The success of Sweet Sweetback and Shaft came just as Hollywood fully realized the power of the black ticket-buying public, which accounted for more than thirty percent of the box office in major cities and quickly seized upon the potential profitability of the new formula.

1972 saw the proliferation of Blaxploitation films, most notably the independently produced Super Fly. Directed by Gordon Parks Jr. and aided by the best-selling soundtrack by Curtis Mayfield, Super Fly took living “the life” (a term used to describe an urban existence that revolves around drugs, sex, pimps, gambling, and guns) to the extreme by making a cocaine drug dealer (Ron O’Neal) its protagonist and center of focus.

Through 1976, an estimated 200 Blaxploitation feature films were produced with a range of stories as varied as mainstream action films. However, action, gratuitous violence, and guns were the underlying elements in all of them, and most used a black-versus-white dichotomy as the defining element. Every available genre was plundered in an attempt to re-hash old movie plots and ideas.

There were horror variations (Blacula and Abby), gangster tales (Black Caesar and Book of Numbers), crime melodramas (Cool Breeze and Hit Man), kung-fu fests (Black Belt Jones and Black Samurai), excursions in a sci-fi/zombie vein (Sugar Hill and J.D.’s Revenge), even black westerns (Boss Nigger and Thomasine and Bushrod.)

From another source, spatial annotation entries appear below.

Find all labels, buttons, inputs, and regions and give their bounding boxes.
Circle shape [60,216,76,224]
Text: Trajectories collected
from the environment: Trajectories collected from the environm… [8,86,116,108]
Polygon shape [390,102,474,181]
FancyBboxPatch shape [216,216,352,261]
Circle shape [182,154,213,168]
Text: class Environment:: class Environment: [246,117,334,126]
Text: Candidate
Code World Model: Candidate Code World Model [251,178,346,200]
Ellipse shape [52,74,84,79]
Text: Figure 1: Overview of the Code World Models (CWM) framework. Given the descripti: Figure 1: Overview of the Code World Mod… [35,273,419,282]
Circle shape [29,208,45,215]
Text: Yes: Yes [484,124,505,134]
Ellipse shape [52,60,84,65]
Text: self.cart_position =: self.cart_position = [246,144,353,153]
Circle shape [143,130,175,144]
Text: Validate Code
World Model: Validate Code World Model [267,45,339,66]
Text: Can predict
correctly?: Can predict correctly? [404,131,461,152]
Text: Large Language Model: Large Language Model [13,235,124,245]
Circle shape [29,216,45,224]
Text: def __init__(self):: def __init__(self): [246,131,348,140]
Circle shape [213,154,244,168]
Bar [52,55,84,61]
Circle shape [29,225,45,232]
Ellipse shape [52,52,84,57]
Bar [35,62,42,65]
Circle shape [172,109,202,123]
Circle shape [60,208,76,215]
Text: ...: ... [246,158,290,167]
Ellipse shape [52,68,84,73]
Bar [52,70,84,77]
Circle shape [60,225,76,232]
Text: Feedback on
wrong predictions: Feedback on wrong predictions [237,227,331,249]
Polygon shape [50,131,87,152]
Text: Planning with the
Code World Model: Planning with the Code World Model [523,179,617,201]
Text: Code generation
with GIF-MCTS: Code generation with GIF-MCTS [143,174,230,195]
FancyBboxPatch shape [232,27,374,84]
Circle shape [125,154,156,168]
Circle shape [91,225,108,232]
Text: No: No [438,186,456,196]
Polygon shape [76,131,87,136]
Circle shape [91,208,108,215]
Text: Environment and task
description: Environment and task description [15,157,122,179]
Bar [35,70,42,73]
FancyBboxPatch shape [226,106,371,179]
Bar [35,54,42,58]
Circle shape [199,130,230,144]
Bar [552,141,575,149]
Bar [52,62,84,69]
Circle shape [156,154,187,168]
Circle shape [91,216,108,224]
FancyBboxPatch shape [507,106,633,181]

Notwithstanding, the weaknesses of cliché -ridden, and low-budget formula movies themselves, the Blaxploitation era did succeed in creating its own stars. Ex-football players like Jim Brown and Fred “The Hammer” Williamson fit the bill perfectly. It wasn’t all macho, misogynistic posturing either. The voluptuous Amazonian figures of Pam Grier and Tamara Dobson led the female charge as gun-toting, revenge-seeking, super-mamas who flaunted their sexuality with hard-hitting films like Coffy, Foxy Brown, and Cleopatra Jones. The one consistent ingredient underneath it all was the brilliant music, which, whether coming from James Brown, Marvin Gaye, Curtis Mayfield, or Isaac Hayes, added an element of depth and sophistication.

Blaxploitation movies proved that black actors possessed a strong box-office appeal and despite many of the films being written, directed, and produced by white Hollywood, black audiences finally saw the recognition African American actors, directors, and writers deserved, and fought for, since the early days of silent film.

But, by the mid-1970s a backlash against Blaxploitation began to bloom. The studios received considerable criticism from black pressure groups, including the NAACP, for the negative stereotypes featured in most of the genre’s movies that were eroding the positive role models and reinforcing white prejudices about black culture. Audiences had also tired of the industry’s cheap, endless re-workings of the crime-action-ghetto formula. Within a year production pretty much stopped dead, ironically putting the black actors and technicians who had fought so hard to get into the movie business back out of work. The boom was over and Blaxploitation’s popularity declined as quickly as it rose.

In retrospect, Blaxploitation and the legacy it left behind have been acknowledged as a positive contribution to African-American film history. The emergence of young black actors like Eddie Murphy in the early 1980s assisted with the assimilation of black culture into the conventional Hollywood movie. Since then, a succession of black actors and directors (among them Denzel Washington, Samuel L Jackson, Will Smith, Laurence Fishburne, Angela Bassett, Halle Berry, Spike Lee, John Singleton, Bill Duke, Robert Townsend, Mario Van Peebles) have succeeded in establishing themselves as big box-office draws, confirming that the achievements of their antecedents like Fred Williamson, Richard Roundtree, and Pam Grier were not in vain.